Roman prit son courage à deux mains :
— Je suis ton père. Ton vrai père. Je ne savais pas que tu étais née. Je viens juste de l’apprendre… en voyant le pendentif que j’ai offert à ta mère il y a des années.
Aliska resta figée. Larissa détourna les yeux pour cacher ses larmes. Une tension pleine de douleur et d’espoir emplissait la pièce.
Le téléphone sonna à nouveau. L’écran afficha une fois de plus « Épouse ».
— Alors ? Elle est retrouvée ? — une voix irritée d’Irina résonna au bout du fil. — Si oui, dépêche-toi de la ramener. Et comment ose-t-elle faire ça !
— Irina, — dit fermement Roman, — Aliska est ma fille. Choisis bien tes mots, s’il te plaît.
— Quoi ? Tu délires ?! Arrête tout et rentre chez toi immédiatement !
— Soit tu changes de ton, soit on apprendra à communiquer autrement, — répondit froidement Roman et raccrocha.
— On dirait que je me suis fait larguer, — dit-il presque en riant en regardant Larissa et Aliska. — Peut-être qu’on commandera un gâteau demain pour fêter ça ? Aujourd’hui, on va juste se reposer un peu. Alors, ma fille, on rentre ?
Aliska n’arrivait toujours pas à réaliser ce qui venait de se passer. Le mot « papa » lui semblait étrange. Mais elle aimait cet homme. Elle l’avait aimé dès ce jour au magasin. Même avant — quand il appelait du téléphone de Schnobel.
Plus tard, Roman rencontra Dmitri.
— Écoute, pourquoi ne pas signer toi-même la renonciation à la garde pour que ça aille plus vite ? — lui demanda-t-il. — Tu ne l’as jamais vraiment considérée comme ta fille. Tu pourrais reprendre une vie normale. Tu es un bon mécanicien, pourquoi ne pas repartir à zéro ?
Dmitri resta silencieux un long moment, puis prit un stylo, signa brièvement le document et le lui rendit.
— C’était l’enfer… — murmura-t-il avant de partir. — Surtout après avoir compris qu’elle aimait un autre, pas moi. Peut-être que ça ira mieux pour moi maintenant…

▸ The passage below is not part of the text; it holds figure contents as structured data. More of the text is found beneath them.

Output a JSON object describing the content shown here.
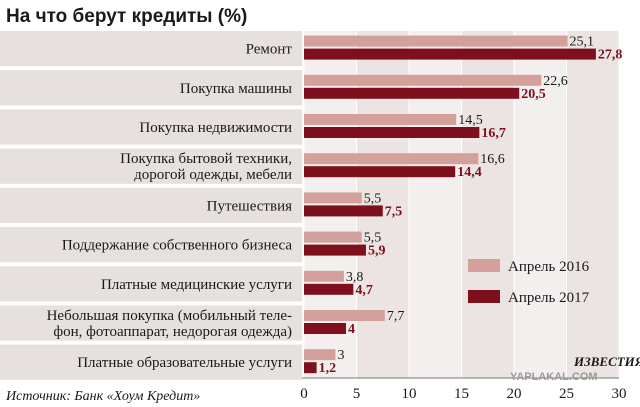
{
  "chart_data": {
    "type": "bar",
    "title": "На что берут кредиты (%)",
    "orientation": "horizontal",
    "categories": [
      [
        "Ремонт"
      ],
      [
        "Покупка машины"
      ],
      [
        "Покупка недвижимости"
      ],
      [
        "Покупка бытовой техники,",
        "дорогой одежды, мебели"
      ],
      [
        "Путешествия"
      ],
      [
        "Поддержание собственного бизнеса"
      ],
      [
        "Платные медицинские услуги"
      ],
      [
        "Небольшая покупка (мобильный теле-",
        "фон, фотоаппарат, недорогая одежда)"
      ],
      [
        "Платные образовательные услуги"
      ]
    ],
    "series": [
      {
        "name": "Апрель 2016",
        "values": [
          25.1,
          22.6,
          14.5,
          16.6,
          5.5,
          5.5,
          3.8,
          7.7,
          3
        ],
        "labels": [
          "25,1",
          "22,6",
          "14,5",
          "16,6",
          "5,5",
          "5,5",
          "3,8",
          "7,7",
          "3"
        ],
        "color": "#d4a09c"
      },
      {
        "name": "Апрель 2017",
        "values": [
          27.8,
          20.5,
          16.7,
          14.4,
          7.5,
          5.9,
          4.7,
          4,
          1.2
        ],
        "labels": [
          "27,8",
          "20,5",
          "16,7",
          "14,4",
          "7,5",
          "5,9",
          "4,7",
          "4",
          "1,2"
        ],
        "color": "#7e0f1c"
      }
    ],
    "xlim": [
      0,
      30
    ],
    "xticks": [
      0,
      5,
      10,
      15,
      20,
      25,
      30
    ],
    "xlabel": "",
    "ylabel": "",
    "grid": true,
    "legend_position": "right-middle"
  },
  "source": "Источник: Банк «Хоум Кредит»",
  "brand": "ИЗВЕСТИЯ",
  "watermark": "YAPLAKAL.COM",
  "colors": {
    "row_band": "#e6e0df",
    "plot_band_a": "#ebe4e3",
    "plot_band_b": "#f3efee"
  }
}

Ils se serrèrent la main. Roman apprit plus tard que Dmitri avait effectivement retrouvé une vie stable. Il était retourné au travail, avait rencontré une femme gentille, et ils avaient eu des jumeaux.
Quelques semaines plus tard, Roman fit établir officiellement sa paternité — les contacts et sa détermination aidèrent. Avant cela, il parla avec Aliska :
— Maintenant que tu sais toute la vérité, tu peux choisir : veux-tu porter mon nom et mon patronyme, ou garder les tiens ? C’est toi qui décides.
Après un instant de réflexion, la fillette sourit :
— Je veux porter votre nom.
Quelques mois plus tard, Roman divorça d’Irina. Puis, il demanda Larissa en mariage. Elle accepta.
Et voilà — dans une maison chaleureuse, autrefois habitée par une seule femme, une petite famille était réunie autour d’une table. Le soleil brillait dehors, et pour la première fois depuis longtemps, il faisait vraiment chaud au cœur.